アイヌ神謡集第三話。オキクルミが悪神・悪魔を退治する話では、実はオキクルミがわざと挑発していることが多い。この話でも、普段から黒狐が船を沈めていたのだとすると、オキクルミはわざと先に手を出させたのかもしれない。

2010-10-12 15:25:14
@paggpagg

アイヌ神謡集第三話。この話は全体がオキキリムイによる策略であり、増長して悪事を重ねていた黒狐が懲らしめられた、という可能性が高い。おそらくオキキリムイのところに(人々からのカムイノミによって)苦情が入っていたのだろう。似たような話ではそういう事情が語られていたりする。

2010-10-12 15:41:23
@paggpagg

アイヌ神謡集第三話。結末は容赦ない。黒狐が改心しても許されることはない。オキキリムイは「おとり捜査」的手法でやっつけ、笑いながら再起不能にしてしまう。この厳しさがアイヌ口承文学の価値観。第三話以降はこのような勧善懲悪パターンが続く。

2010-10-12 15:56:06
@paggpagg

アイヌ神謡集第四話。ウサギの話。アイヌ口承文学においてウサギはあまり良い扱いはされない。大抵は悪役。「ウサギの呪いは最も恐ろしい」などともいうが、狩猟対象としては一般的だったらしい。女性や子どもでも簡単な罠で捕獲できるありがたい動物。ちゃんと褒めながら食べなくてはならない。

2010-10-13 03:34:55
@paggpagg

アイヌ神謡集第四話。この話のポイントは、全体の構成。
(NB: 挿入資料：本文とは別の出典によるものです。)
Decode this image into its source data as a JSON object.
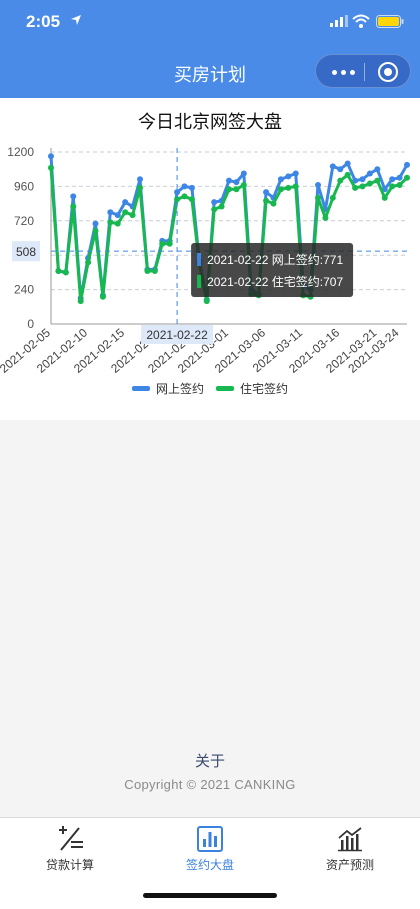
{
  "status_bar": {
    "time": "2:05"
  },
  "nav": {
    "title": "买房计划"
  },
  "chart_data": {
    "type": "line",
    "title": "今日北京网签大盘",
    "ylim": [
      0,
      1200
    ],
    "yticks": [
      0,
      240,
      480,
      720,
      960,
      1200
    ],
    "ytick_labels": [
      "0",
      "240",
      "",
      "720",
      "960",
      "1200"
    ],
    "x": [
      "2021-02-05",
      "2021-02-06",
      "2021-02-07",
      "2021-02-08",
      "2021-02-09",
      "2021-02-10",
      "2021-02-11",
      "2021-02-12",
      "2021-02-13",
      "2021-02-14",
      "2021-02-15",
      "2021-02-16",
      "2021-02-17",
      "2021-02-18",
      "2021-02-19",
      "2021-02-20",
      "2021-02-21",
      "2021-02-22",
      "2021-02-23",
      "2021-02-24",
      "2021-02-25",
      "2021-02-26",
      "2021-02-27",
      "2021-02-28",
      "2021-03-01",
      "2021-03-02",
      "2021-03-03",
      "2021-03-04",
      "2021-03-05",
      "2021-03-06",
      "2021-03-07",
      "2021-03-08",
      "2021-03-09",
      "2021-03-10",
      "2021-03-11",
      "2021-03-12",
      "2021-03-13",
      "2021-03-14",
      "2021-03-15",
      "2021-03-16",
      "2021-03-17",
      "2021-03-18",
      "2021-03-19",
      "2021-03-20",
      "2021-03-21",
      "2021-03-22",
      "2021-03-23",
      "2021-03-24",
      "2021-03-25"
    ],
    "xtick_labels": [
      "2021-02-05",
      "2021-02-10",
      "2021-02-15",
      "2021-02-20",
      "2021-02-22",
      "2021-02-25",
      "2021-03-01",
      "2021-03-06",
      "2021-03-11",
      "2021-03-16",
      "2021-03-21",
      "2021-03-24"
    ],
    "series": [
      {
        "name": "网上签约",
        "color": "#3d86e6",
        "values": [
          1170,
          370,
          360,
          890,
          180,
          460,
          700,
          200,
          780,
          760,
          850,
          820,
          1010,
          380,
          380,
          580,
          580,
          920,
          960,
          950,
          440,
          170,
          850,
          860,
          1000,
          990,
          1050,
          240,
          210,
          920,
          880,
          1010,
          1030,
          1050,
          270,
          240,
          970,
          800,
          1100,
          1080,
          1120,
          1000,
          1010,
          1050,
          1080,
          940,
          1010,
          1020,
          1110
        ]
      },
      {
        "name": "住宅签约",
        "color": "#16b84f",
        "values": [
          1090,
          370,
          360,
          820,
          160,
          430,
          650,
          190,
          710,
          700,
          780,
          760,
          950,
          370,
          370,
          560,
          560,
          870,
          890,
          870,
          420,
          160,
          800,
          820,
          940,
          940,
          970,
          210,
          200,
          860,
          840,
          940,
          950,
          960,
          200,
          190,
          880,
          740,
          880,
          1000,
          1040,
          950,
          960,
          980,
          1000,
          880,
          960,
          970,
          1020
        ]
      }
    ],
    "legend_position": "bottom",
    "grid": true,
    "crosshair": {
      "x": "2021-02-22",
      "y_label": "508"
    },
    "tooltip": [
      {
        "series": "网上签约",
        "text": "2021-02-22 网上签约:771"
      },
      {
        "series": "住宅签约",
        "text": "2021-02-22 住宅签约:707"
      }
    ]
  },
  "footer": {
    "about": "关于",
    "copyright": "Copyright © 2021 CANKING"
  },
  "tabs": [
    {
      "label": "贷款计算",
      "icon": "calculator-icon",
      "active": false
    },
    {
      "label": "签约大盘",
      "icon": "bar-chart-icon",
      "active": true
    },
    {
      "label": "资产预测",
      "icon": "trend-chart-icon",
      "active": false
    }
  ]
}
まず兄ウサギが罠にかかり、弟は急を知らせに村に向かう。だが弟は途中でそのことを忘れてしまい、村に行かずに再び現場に戻る。すでに兄ウサギは獲物として持ち帰られた後である。ここからは今度は兄の視点で始めから物語が語り直される。

2010-10-13 03:41:41
@paggpagg

アイヌ神謡集第四話。話の視点が途中から変わり、しかも始めから語り直される、という構成は珍しくない。これこそ「一人称で語られる」というアイヌ口承文学の最大の特徴。最初から語り直すのは通常は混乱を避けるためで、単に視点変更だけのことも多い(そこに工夫が凝らされることもある)。

2010-10-13 03:45:16
@paggpagg

アイヌ神謡集第四話。この話はおそらくリフレインが2種類ある。弟の視点では「サンパヤ テレケ」(「走れ走れ」というような意味であろう)、兄の視点では「ケトカウォイウォイケトカ ケトカウォイケトカ」(「わーんわーん皮を剥がれた」というような意味であろう)。